Risk Management

Fund Time for Ex-Enron Workers

They'll get more than expected from Hewitt Associates, which allegedly botched the distribution of settlement funds.
Stephen TaubMarch 14, 2008

The Department of Labor has squeezed an extra $2 million out of Hewitt Associates, which it had accused of misallocating court-supervised settlement funds owed to former Enron employees.

Hewitt, which was the fund’s administrator, and the Enron Creditors Recovery Corp. agreed to restore $11.2 million to the pool.

CFO.com reported in February that the DoL was seeking a civil contempt order against Hewitt for failing to properly distribute more than $9 million to the ex-Enron employees at the end of 2006. The department claimed that Hewitt was responsible for not having enough money in the cash pool to pay all Enron workers, retirees, and beneficiaries all amounts due to them.

“This settlement will ensure that all pension plan participants will receive all the funds to which they are entitled,” said U.S. Secretary of Labor Elaine Chao.

The DoL had explained that because of Hewitt’s mistakes, some participants received too much in settlement proceeds at the expense of the remaining participants. Altogether, $22 million was overpaid.

The payment pool was set up after Enron collapsed in 2001 to remunerate affected employees. In 2006 former company employees received about $89 million in the first payment under a lawsuit settlement related to losses suffered by workers who participated in the company’s employee stock ownership and 401(k) plans.
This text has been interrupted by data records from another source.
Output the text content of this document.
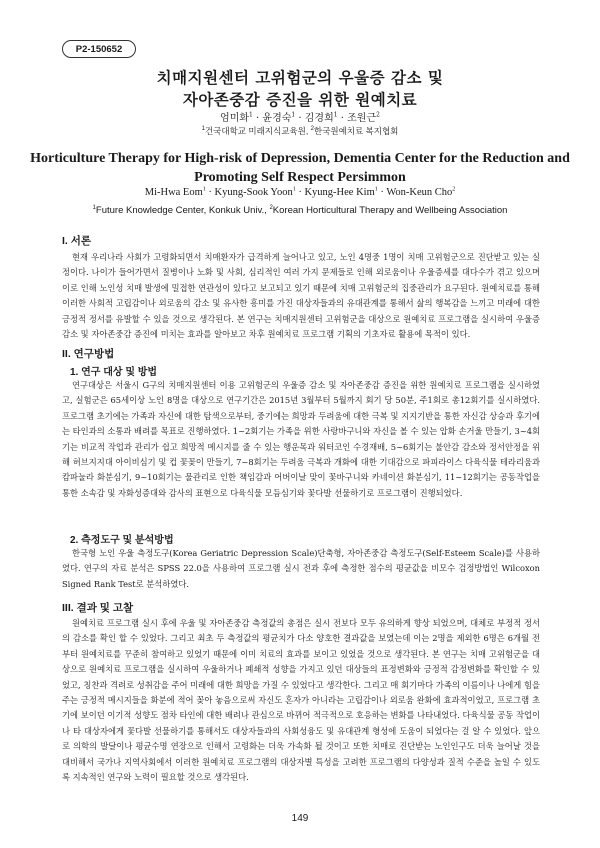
P2-150652
치매지원센터 고위험군의 우울증 감소 및
자아존중감 증진을 위한 원예치료
엄미화$^1$ · 윤경숙$^1$ · 김경희$^1$ · 조원근$^2$
$^1$건국대학교 미래지식교육원, $^2$한국원예치료 복지협회
Horticulture Therapy for High-risk of Depression, Dementia Center for the Reduction and
Promoting Self Respect Persimmon
Mi-Hwa Eom$^1$ · Kyung-Sook Yoon$^1$ · Kyung-Hee Kim$^1$ · Won-Keun Cho$^2$
$^1$Future Knowledge Center, Konkuk Univ., $^2$Korean Horticultural Therapy and Wellbeing Association
I. 서론

현재 우리나라 사회가 고령화되면서 치매환자가 급격하게 늘어나고 있고, 노인 4명중 1명이 치매 고위험군으로 진단받고 있는 실정이다. 나이가 들어가면서 질병이나 노화 및 사회, 심리적인 여러 가지 문제들로 인해 외로움이나 우울증세를 대다수가 겪고 있으며 이로 인해 노인성 치매 발생에 밀접한 연관성이 있다고 보고되고 있기 때문에 치매 고위험군의 집중관리가 요구된다. 원예치료를 통해 이러한 사회적 고립감이나 외로움의 감소 및 유사한 흥미를 가진 대상자들과의 유대관계를 통해서 삶의 행복감을 느끼고 미래에 대한 긍정적 정서를 유발할 수 있을 것으로 생각된다. 본 연구는 치매지원센터 고위험군을 대상으로 원예치료 프로그램을 실시하여 우울증 감소 및 자아존중감 증진에 미치는 효과를 알아보고 차후 원예치료 프로그램 기획의 기초자료 활용에 목적이 있다.

II. 연구방법
1. 연구 대상 및 방법

연구대상은 서울시 G구의 치매지원센터 이용 고위험군의 우울증 감소 및 자아존중감 증진을 위한 원예치료 프로그램을 실시하였고, 실험군은 65세이상 노인 8명을 대상으로 연구기간은 2015년 3월부터 5월까지 회기 당 50분, 주1회로 총12회기를 실시하였다. 프로그램 초기에는 가족과 자신에 대한 탐색으로부터, 중기에는 희망과 두려움에 대한 극복 및 지지기반을 통한 자신감 상승과 후기에는 타인과의 소통과 배려를 목표로 진행하였다. 1~2회기는 가족을 위한 사랑바구니와 자신을 볼 수 있는 압화 손거울 만들기, 3~4회기는 비교적 작업과 관리가 쉽고 희망적 메시지를 줄 수 있는 행운목과 워터코인 수경재배, 5~6회기는 불안감 감소와 정서안정을 위해 허브지지대 아이비심기 및 컵 꽃꽂이 만들기, 7~8회기는 두려움 극복과 개화에 대한 기대감으로 파피라이스 다육식물 테라리움과 캄파눌라 화분심기, 9~10회기는 물관리로 인한 책임감과 어버이날 맞이 꽃바구니와 카네이션 화분심기, 11~12회기는 공동작업을 통한 소속감 및 자화성증대와 감사의 표현으로 다육식물 모듬심기와 꽃다발 선물하기로 프로그램이 진행되었다.

2. 측정도구 및 분석방법

한국형 노인 우울 측정도구(Korea Geriatric Depression Scale)단축형, 자아존중감 측정도구(Self-Esteem Scale)를 사용하였다. 연구의 자료 분석은 SPSS 22.0을 사용하여 프로그램 실시 전과 후에 측정한 점수의 평균값을 비모수 검정방법인 Wilcoxon Signed Rank Test로 분석하였다.

III. 결과 및 고찰

원예치료 프로그램 실시 후에 우울 및 자아존중감 측정값의 총점은 실시 전보다 모두 유의하게 향상 되었으며, 대체로 부정적 정서의 감소를 확인 할 수 있었다. 그리고 최초 두 측정값의 평균치가 다소 양호한 결과값을 보였는데 이는 2명을 제외한 6명은 6개월 전부터 원예치료를 꾸준히 참여하고 있었기 때문에 이미 치료의 효과를 보이고 있었을 것으로 생각된다. 본 연구는 치매 고위험군을 대상으로 원예치료 프로그램을 실시하여 우울하거나 폐쇄적 성향을 가지고 있던 대상들의 표정변화와 긍정적 감정변화를 확인할 수 있었고, 칭찬과 격려로 성취감을 주어 미래에 대한 희망을 가질 수 있었다고 생각한다. 그리고 매 회기마다 가족의 이름이나 나에게 힘을 주는 긍정적 메시지들을 화분에 적어 꽂아 놓음으로써 자신도 혼자가 아니라는 고립감이나 외로움 완화에 효과적이었고, 프로그램 초기에 보이던 이기적 성향도 점차 타인에 대한 배려나 관심으로 바뀌어 적극적으로 호응하는 변화를 나타내었다. 다육식물 공동 작업이나 타 대상자에게 꽃다발 선물하기를 통해서도 대상자들과의 사회성융도 및 유대관계 형성에 도움이 되었다는 걸 알 수 있었다. 앞으로 의학의 발달이나 평균수명 연장으로 인해서 고령화는 더욱 가속화 될 것이고 또한 치매로 진단받는 노인인구도 더욱 늘어날 것을 대비해서 국가나 지역사회에서 이러한 원예치료 프로그램의 대상자별 특성을 고려한 프로그램의 다양성과 질적 수준을 높일 수 있도록 지속적인 연구와 노력이 필요할 것으로 생각된다.

149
At the time, it was estimated that about 7,700 former workers were overpaid and about 12,800 were underpaid.

The Labor Department asked the court to force Hewitt to fund the cash pool so payments could be made using the court-approved allocation formula. The department also asked the court to prohibit Hewitt from taking collection, repayment, and other actions against participants who received overpayments without the court’s permission.

The DoL’s motion was in addition to a separate motion filed by Enron to hold Hewitt 100 percent responsible for an interest-free loan to Enron’s pension plan for the full amount needed to make whole the underpaid participants. Speaking last July, Harlan Loeb, spokesman for Enron Creditors Recovery Corp., blamed the shortfall on a software program provided by Hewitt Associates. He said the wrong stock price was used.

Enron officials said Hewitt had acknowledged that “virtually none” of the plaintiffs received the right amount in the distribution. Hewitt reportedly acknowledged in court filings that the problem was “due to an undetected data error.”

Officials at the consultancy disputed claims that it was the fund administrator, and therefore responsible for making sure the payments were correctly distributed. “At all times, Hewitt has conducted itself as a service provider to Enron, with Enron having ultimate responsibility to direct all aspects of the allocation process and to direct Hewitt’s work in that regard,” Gregory Casas, Hewitt’s attorney, wrote in a court filing last June, according to a Houston Chronicle article.